Comprender la guerra, sus causas de horror y de odio, sus consecuencias de muerte y dolor, es una tarea que simplemente escapa a los límites de la razón. A la guerra no se la comprende, se la sufre, se la encarna, se la desprecia, se la odia. Más aún cuando se trata de la peor de todas las guerras, de una guerra entre hermanos, que ha costado más de 7 millones de víctimas durante 52 larguísimos años.
¿Qué podrá escribirse o interpretarse sobre el trágico desenlace del plebiscito del pasado 2 de octubre que no sea una obviedad y, al mismo tiempo, un indescifrable acertijo? ¿Quién podrá explicar por qué un puñado de colombianos le ha dicho que no a la paz? ¿Por qué han elegido seguir el camino de la muerte en un país que ha vivido casi siempre rodeado de violencia, de injusticia e ignominia, tratando de hurgar en los pliegues de la memoria las razones de esa incansable pulsión de muerte y destrucción que la ha constituido como nación?
Tratar de comprender una guerra entre hermanos es insoportable, inimaginable, infinitamente doloroso y cruel.
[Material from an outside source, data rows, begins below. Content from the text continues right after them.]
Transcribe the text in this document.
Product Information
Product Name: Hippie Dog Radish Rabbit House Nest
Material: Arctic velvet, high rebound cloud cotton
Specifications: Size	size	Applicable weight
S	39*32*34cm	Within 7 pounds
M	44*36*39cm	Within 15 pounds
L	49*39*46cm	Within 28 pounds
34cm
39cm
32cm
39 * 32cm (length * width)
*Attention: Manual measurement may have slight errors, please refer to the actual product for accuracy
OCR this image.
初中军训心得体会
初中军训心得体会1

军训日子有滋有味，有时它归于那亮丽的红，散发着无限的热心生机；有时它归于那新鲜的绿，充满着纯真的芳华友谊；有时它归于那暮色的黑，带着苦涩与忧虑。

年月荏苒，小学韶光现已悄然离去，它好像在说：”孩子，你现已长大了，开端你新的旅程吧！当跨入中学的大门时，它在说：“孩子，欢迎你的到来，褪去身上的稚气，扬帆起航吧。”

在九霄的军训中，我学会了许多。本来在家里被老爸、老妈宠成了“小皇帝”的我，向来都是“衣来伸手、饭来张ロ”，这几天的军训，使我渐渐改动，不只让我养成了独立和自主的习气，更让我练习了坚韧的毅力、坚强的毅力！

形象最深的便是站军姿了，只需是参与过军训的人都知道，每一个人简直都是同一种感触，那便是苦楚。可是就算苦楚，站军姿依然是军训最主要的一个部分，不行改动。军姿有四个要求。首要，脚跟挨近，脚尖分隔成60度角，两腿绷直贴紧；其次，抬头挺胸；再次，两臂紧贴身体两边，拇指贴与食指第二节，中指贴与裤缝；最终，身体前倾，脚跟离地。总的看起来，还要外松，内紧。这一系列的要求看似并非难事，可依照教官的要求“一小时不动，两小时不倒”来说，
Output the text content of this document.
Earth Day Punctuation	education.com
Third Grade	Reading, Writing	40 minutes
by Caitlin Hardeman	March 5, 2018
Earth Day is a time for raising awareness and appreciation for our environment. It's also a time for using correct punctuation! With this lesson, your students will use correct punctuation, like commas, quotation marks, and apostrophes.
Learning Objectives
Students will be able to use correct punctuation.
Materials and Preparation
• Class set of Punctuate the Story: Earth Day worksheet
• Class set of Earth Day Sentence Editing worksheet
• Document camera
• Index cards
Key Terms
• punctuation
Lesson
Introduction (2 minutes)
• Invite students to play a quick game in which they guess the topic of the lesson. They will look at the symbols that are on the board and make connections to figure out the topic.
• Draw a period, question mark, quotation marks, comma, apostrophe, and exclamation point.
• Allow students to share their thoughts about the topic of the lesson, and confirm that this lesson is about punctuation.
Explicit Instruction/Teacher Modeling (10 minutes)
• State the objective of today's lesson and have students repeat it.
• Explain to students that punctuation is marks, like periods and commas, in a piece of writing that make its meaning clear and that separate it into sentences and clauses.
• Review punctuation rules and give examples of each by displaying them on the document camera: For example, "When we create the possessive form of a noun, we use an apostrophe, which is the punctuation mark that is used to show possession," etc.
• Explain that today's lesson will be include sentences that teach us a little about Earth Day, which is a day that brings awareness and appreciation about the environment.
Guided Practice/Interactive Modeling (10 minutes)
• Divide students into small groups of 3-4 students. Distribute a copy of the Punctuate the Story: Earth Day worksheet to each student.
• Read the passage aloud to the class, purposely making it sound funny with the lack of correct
Nada de lo que digamos será relevante. Pero todo lo que digamos será necesario para tratar, al menos, de conjeturar cómo seguir a partir de aquí. No se trata sólo de saber dónde llegará Colombia, sino desde donde partirá ahora, después de esta nueva derrota. Colombia, ese país que obstinadamente pretende ejercer su derecho soberano a vivir en paz, como si renacer fuera su destino, como si saber regresar del infierno fuera su más heroica virtud.